I was out of town yesterday, so I missed out on most of the hoopla surrounding the Pope’s comments. But having had a chance to see the raw footage and how people are reacting, I wanted to put it in context, if for no other reason than to sort it out myself.
Early in the video, Pope Francis says (in Spanish):
If a gay person is a person of good will who seeks God, who am I to judge?
Those remarks, seemingly friendlier to the gay community than anything a Pope has said in the past, struck a nerve with a lot of people.
What’s so striking to me is not what he said, but how he said it: the gentleness, the humor, the transparency. I find myself with tears in my eyes as I watch him. I’ve lived a long time to hear a Pope speak like that — with gentleness and openness, reasserting established dogma with sudden, sweeping exceptions that aren’t quite exceptions — except they sure sound like them.
Of course, the Pope still thinks Sullivan is a sinner. And even if he’s not judging gay people, surely, in his mind, God is.
The teachings of the Roman Catholic Church on this matter are not so different than what you’d hear from a slightly-younger evangelical Christian, which is to say that it’s not a sin to be gay, only a sin to act on your gayness.

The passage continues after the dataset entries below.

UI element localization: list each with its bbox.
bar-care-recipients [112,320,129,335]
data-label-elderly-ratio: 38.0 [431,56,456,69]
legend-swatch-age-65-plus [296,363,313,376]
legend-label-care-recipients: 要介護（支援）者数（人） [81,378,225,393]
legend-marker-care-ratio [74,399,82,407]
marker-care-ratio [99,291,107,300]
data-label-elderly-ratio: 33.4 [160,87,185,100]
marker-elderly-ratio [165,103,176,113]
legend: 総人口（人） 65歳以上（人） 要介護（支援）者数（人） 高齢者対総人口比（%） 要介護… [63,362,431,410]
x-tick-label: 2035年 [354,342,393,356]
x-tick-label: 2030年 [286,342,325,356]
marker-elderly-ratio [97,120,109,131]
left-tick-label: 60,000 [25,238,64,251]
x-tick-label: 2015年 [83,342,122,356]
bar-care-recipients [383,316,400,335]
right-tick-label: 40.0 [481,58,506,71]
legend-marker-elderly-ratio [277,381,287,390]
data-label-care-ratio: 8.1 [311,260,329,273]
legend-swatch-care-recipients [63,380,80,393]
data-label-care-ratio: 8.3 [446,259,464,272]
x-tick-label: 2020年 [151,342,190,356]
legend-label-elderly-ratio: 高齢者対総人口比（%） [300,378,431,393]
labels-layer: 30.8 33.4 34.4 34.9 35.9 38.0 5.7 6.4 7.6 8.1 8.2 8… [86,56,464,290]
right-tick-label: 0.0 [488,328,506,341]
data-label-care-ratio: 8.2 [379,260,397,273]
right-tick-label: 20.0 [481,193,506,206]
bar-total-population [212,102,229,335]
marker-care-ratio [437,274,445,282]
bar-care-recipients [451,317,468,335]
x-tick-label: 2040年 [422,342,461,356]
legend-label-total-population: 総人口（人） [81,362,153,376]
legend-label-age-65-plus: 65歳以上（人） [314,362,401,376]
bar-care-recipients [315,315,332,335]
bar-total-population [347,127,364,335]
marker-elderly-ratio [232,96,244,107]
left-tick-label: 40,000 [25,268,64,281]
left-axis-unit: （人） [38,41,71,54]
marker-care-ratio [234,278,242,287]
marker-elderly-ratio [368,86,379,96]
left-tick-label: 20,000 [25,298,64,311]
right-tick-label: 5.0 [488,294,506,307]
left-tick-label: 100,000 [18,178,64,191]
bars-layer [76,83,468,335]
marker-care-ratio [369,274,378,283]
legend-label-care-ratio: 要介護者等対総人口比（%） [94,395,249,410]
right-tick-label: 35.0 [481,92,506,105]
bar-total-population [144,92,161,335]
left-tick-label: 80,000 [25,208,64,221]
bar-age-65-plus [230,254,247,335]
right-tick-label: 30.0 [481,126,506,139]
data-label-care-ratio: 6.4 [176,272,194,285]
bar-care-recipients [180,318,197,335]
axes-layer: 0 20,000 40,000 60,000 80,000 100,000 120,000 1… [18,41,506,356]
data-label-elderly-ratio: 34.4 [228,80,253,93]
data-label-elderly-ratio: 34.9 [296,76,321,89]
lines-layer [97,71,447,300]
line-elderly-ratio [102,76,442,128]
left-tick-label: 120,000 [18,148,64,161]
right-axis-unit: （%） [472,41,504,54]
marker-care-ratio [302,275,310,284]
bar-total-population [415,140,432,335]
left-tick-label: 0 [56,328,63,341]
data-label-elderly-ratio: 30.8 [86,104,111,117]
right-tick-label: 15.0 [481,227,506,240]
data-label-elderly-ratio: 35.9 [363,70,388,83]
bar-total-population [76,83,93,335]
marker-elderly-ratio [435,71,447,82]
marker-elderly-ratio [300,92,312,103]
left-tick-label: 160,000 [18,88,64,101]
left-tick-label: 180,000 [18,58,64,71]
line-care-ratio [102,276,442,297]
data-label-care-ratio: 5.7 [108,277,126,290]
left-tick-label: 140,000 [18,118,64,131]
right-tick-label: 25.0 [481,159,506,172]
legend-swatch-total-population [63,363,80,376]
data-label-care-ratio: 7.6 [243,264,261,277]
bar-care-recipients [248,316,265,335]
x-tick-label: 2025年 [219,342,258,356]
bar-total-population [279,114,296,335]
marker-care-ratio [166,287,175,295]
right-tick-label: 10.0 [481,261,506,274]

While this Pope certainly seems nicer than his predecessors, especially on this issue, I’m not buying this idea that he’s doing anything different or progressive. He’s telling people to treat each with respect, regardless of theology. He said the same thing about atheists not too long ago (a Vatican spokesperson had to later clarify that atheists were still hellbound).That’s a sweet sentiment — to treat each other with respect — but it’s not very radical. It’s common sense. And it says a lot about the Catholic Church that a Pope who stresses common sense is doing something newsworthy.
Now, if the Pope demanded that Church leaders stop opposing LGBT rights, we’d finally be getting somewhere. But that didn’t happen.
Remember: Pope-Who-Am-I-To-Judge had no problem throwing gay people under the bus when his name was Cardinal Jorge Mario Bergoglio:
In 2010 he asserted that gay adoption is a form of discrimination against children…
Bergoglio asked monasteries to pray “fervently” that lawmakers in Argentina did not go through with plans to legalize same sex marriage because it would “seriously damage the family.”
“At stake is the identity and survival of the family: father, mother and children,” he wrote. “At stake are the lives of many children who will be discriminated against in advance, and deprived of their human development given by a father and a mother and willed by God. At stake is the total rejection of God’s law engraved in our hearts.”
Has he taken those statements back? Not as far as I can tell.
Moral of the story:
If you’re celibate and gay, you’re okay.
If you’ve had gay sex, well, have fun in Hell.